The head of supermarket giant Coles has warned inner-city retail could be seriously weakened by COVID-19 for years as fewer workers, students and tourists flock back to CBDs across the country.

The retailer was seeing a stark contrast between its Victorian stores during the state’s stage four lockdown, with trade at suburban stores soaring 70 per cent while it had halved in the city centre, Coles chief Steven Cain told The Age and The Sydney Morning Herald.

“We’re seeing a massive change by store, and of course we’re in a lucky position being a chain, but if you had one store and it was in the CBD, it would look pretty difficult,” he said.

That difficulty was likely to persist for as long as the next five years, Mr Cain said, as many workers continue to work from home instead of trekking to the office and it was unclear to what extent students would come back to inner-city living, and when tourists would return.

Coles chief executive Steven Cain says inner-city stores could be weakened for the next five years.

Coles chief executive Steven Cain says inner-city stores could be weakened for the next five years.Credit:Wayne Taylor


“The CBD situation is is is going to be pretty difficult for some time to come,” Mr Cain said. “If people are doing one or two days from home a week, you’re halving the number of people working in the CBD.”

“Students also fuel a lot of the [CBD] economy, and it’s not clear to me how many of those will return, or how quickly. And the final thing is obviously tourist trade, it could be years before we see that back in full swing.”

“So [inner-city trade] could be difficult for the next five years unless there’s a concerted effort to accelerate that or find other sources of income.”

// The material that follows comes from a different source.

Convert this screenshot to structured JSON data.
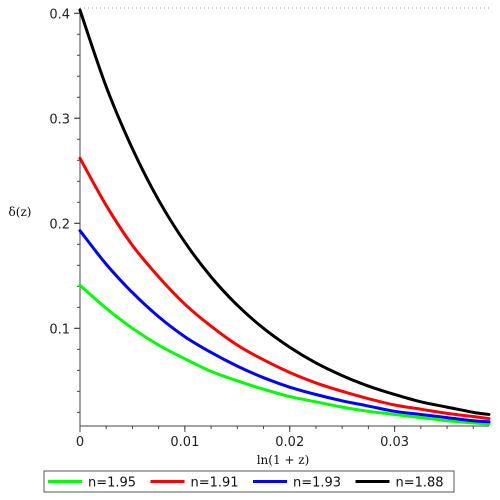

The $23 billion retailer has 11 stores in inner-city locations across the country, while rival supermarket Woolworths has 32. Both have made concerted efforts to expand their convenience offerings at supermarkets, and have been trialling a number of small-format inner-city stores in recent years.

Expansion plans for those areas may now be dampened by shoppers’ inner-city exodus, though growth at the supermarkets’ suburban neighbourhood stores have more than picked up the slack.

Both supermarket chains are also gearing up for “a Christmas like no other”, as thousands of Australians who may have otherwise eaten out or visited relatives gear up for celebrations at home.

Mr Cain said he believed this Christmas would be a big event despite the virus and the persisting economic downturn.

“I think we’ll have a better Christmas than we did Easter, which was a bit of a damp squib,” he said. “I think we’re all anticipating that we won’t be able to have a big party but there’ll be lots of smaller gatherings.”

“There will be a lot more Victorians in Victoria this Christmas than we’ve had in the past, so I think we’re expecting a good Christmas.”